At one point, I jumped into a conversational lull. “What did you study in school?” I asked our host, with genuine curiosity.

“Design.” He replied, with a pinch of pride in his voice.

I already knew what my boss had studied: Creative Writing. The same field of study as my own.

I nodded at his response and listened to him dive into a tale about his college days.

I thought back to my own. Back when I was in college and I told people I was studying creative writing, I would often hear the following response:

“Oh, you’re sure to get a job with that one...” They’d say to me with a sly wink. As if asserting that because I had picked a certain path in school I was doomed to joblessness and struggle.

I don’t know if it was my own naiveté or just a deeper underlying faith in my path, but I always, somehow, knew that those people were wrong.

The starving artist stereotype is just that – a stereotype. Sure, art degrees may not naturally feed you straight into a high-paying salaried job, and it’s also not a limiting factor. The leaders I know, the really successful ones, incorporate both the business-mind and the creative mind into their work. Through the work they’ve learned what it takes to run a successful business, but they also bring creative solutions to their problems. A skill that has been developed and cultivated through their other creative passions and pursuits. They engage with new ideas, they let those ideas flow and move. Often times, they are bringing their creativity and artistry into their work all the time.

Had I decided against being a creative writing major because of others’ fear I would have regretted it my whole life. And honestly, I might be in a much different, and worse-off career than I am in now.

If “left-brain” pursuits aren’t your calling, then that’s okay. Of course it is. But it’s interesting how our society discounts the skills required for artistic expression.

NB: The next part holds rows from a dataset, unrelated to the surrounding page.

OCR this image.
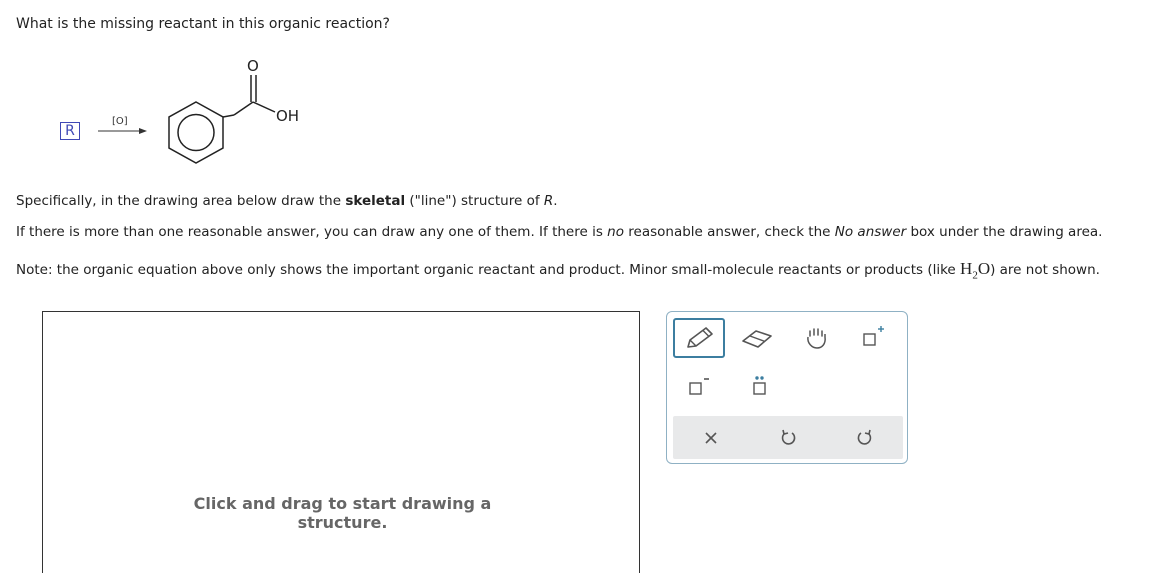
What is the missing reactant in this organic reaction?
R
[O]
O
OH
Specifically, in the drawing area below draw the skeletal ("line") structure of R.
If there is more than one reasonable answer, you can draw any one of them. If there is no reasonable answer, check the No answer box under the drawing area.
Note: the organic equation above only shows the important organic reactant and product. Minor small-molecule reactants or products (like $H_2O$) are not shown.
Click and drag to start drawing a structure.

I don’t believe those stories anymore. Not for a second. The study of art and creativity can make you successful. These two people walking by my side were the proof.

Walking down that road, it struck me that I was able to see these two impressive people in that moment for who they really were. They – without their expensive clothing and polished shoes, but rather in knitted hats and dirt-covered boots. Them – without having to act like the most powerful people in the room. At their core, they were creatives. They were talented in other respects, too, of course. But in their hearts – in the way they spoke about their passions outside of the executive environment – that’s what shone through – artistry.

The top dogs, the executives – the art major and the creative writing major, walking side-by-side.

In that moment, I felt it the truth of it. Art, creativity, design – it teaches us something about the world. It shows us to look at the world through a lens of possibility, of beauty. It shows us how to make something, out of nothing.

It’s easy to become scared of a path of artistic expression, especially in a society, or governmental-era, that seems to value it less and less. But don’t squash your creative dreams. Don’t stamp out your passions just because it feels safer.

For, surety is just an illusion.

Be you – fully, boldly. The rest will fall into place.